Наши спутники остались ждать на улице. В трехэтажном доме не было ничего, что заслуживало бы название мебели, — убогий письменный стол, продавленная кровать, три-четыре колченогих стула, три-четыре старых кастрюли. На стенах несколько маленьких снимков, вместо распятия — литография, изображающая Христа с детьми.
А ее дети выросли и уехали. Сын, фармацевт, живет в Барселоне. То есть в аптеке он работает днем, а вечером садится за руль такси. Сводить концы с концами без второй работы невозможно, объяснила она.
С гордым достоинством старуха показала нам каждую комнату на каждом этаже, а затем и чердак с крышей из прозрачных листов дешевого пластика, которая кое-как укрывала его от дождя. На чердаке хранились запасы, которые я столько раз видел в деревенских домах с земляным полом, где их держали в укромном углу. Со стропил свисали сушеные яблоки, стояли мешки с лесными орехами и сушеным инжиром, а также кувшины с оливковым маслом.
— Вина нет? — спросил я с улыбкой, и она покачала головой.
— Внизу, — сказала она.
Неожиданно она захватила в горсть орехов и высыпала их в открытую сумку Сильвиан.

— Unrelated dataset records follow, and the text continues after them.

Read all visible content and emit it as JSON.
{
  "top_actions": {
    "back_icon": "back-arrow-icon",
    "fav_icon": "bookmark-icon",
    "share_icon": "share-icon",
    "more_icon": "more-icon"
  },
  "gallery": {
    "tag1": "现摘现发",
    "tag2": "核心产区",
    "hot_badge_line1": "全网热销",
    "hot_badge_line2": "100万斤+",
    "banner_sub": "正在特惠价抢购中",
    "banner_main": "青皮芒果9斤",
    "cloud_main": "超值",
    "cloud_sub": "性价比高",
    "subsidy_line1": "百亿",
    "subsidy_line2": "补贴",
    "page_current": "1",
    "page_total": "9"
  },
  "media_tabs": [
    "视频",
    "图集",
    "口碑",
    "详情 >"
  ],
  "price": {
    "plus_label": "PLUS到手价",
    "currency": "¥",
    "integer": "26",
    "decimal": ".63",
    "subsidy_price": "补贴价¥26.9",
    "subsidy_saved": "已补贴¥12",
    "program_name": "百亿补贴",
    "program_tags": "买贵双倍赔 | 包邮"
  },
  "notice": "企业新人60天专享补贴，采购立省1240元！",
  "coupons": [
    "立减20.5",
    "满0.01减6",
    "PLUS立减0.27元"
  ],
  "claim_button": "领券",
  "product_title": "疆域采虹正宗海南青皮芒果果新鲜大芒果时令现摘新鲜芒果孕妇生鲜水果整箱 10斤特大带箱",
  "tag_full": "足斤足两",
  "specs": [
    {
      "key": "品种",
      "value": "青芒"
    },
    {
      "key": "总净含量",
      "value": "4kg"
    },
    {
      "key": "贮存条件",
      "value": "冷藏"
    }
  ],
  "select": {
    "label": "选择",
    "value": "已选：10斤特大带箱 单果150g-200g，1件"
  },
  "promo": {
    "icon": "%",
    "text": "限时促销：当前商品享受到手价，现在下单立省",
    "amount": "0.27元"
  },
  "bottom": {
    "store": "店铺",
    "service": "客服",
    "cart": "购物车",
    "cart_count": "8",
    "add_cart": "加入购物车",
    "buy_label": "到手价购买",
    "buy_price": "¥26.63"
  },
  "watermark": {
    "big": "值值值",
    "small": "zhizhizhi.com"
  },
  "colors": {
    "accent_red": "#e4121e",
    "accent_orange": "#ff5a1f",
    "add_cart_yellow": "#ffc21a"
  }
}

Сняла две связки сушеных яблок и протянула их мне. Хотела дать еще инжира, но его было не в чем нести. Мы поблагодарили ее, похвалили дом (он блестел чистотой — хоть с полу ешь! — как говорила моя мать) и пошли вниз.
В подвале она показала нам свое главное сокровище — подарок от сына в Барселоне — сравнительно новую, сияющую белизной электрическую стиральную машину. В доме не было горячей воды, и «у электричества не хватает силы», как она выразилась, но это не мешало ей радоваться подарку. Машиной она ни разу не пользовалась.
На улице мы поделились орехами и яблоками с нашими спутниками и пошли дальше по разрушенному городу. Я вспомнил выцветший плакат на доме у шоссе, гласивший нечто вроде того, что город находится в ведении какого-то государственного учреждения, оберегающего «районы, опустошенные войной». Меня заинтересовал вопрос, что именно это учреждение оберегает, и я спросил у Хаиме, почему город не отстроили заново?
Он пожал плечами и ответил:
— Не знаю.
(Позднее я задавал этот вопрос многим. Ответ всегда был один и тот же: «не знаю». Кто-то, правда иронически, предположил, что Пако (уменьшительное от Франсиско) приказал оставить все в таком виде: мол, если кому-нибудь придут в голову нежелательные мысли, пусть посмотрит на Корберу и увидит, что с ней случилось.)
Большая красивая церковь была заперта и закрыта на засов. Сквозь щель в огромной двери было видно, что внутри она вся разворочена взрывом, хотя стены и уцелели. От крыши, правда, не осталось и помина. На двери дома дальше по улице сохранилась облупившаяся надпись «Реквизирован ЦНТ» — это была анархо-синдикалистская организация во время республики.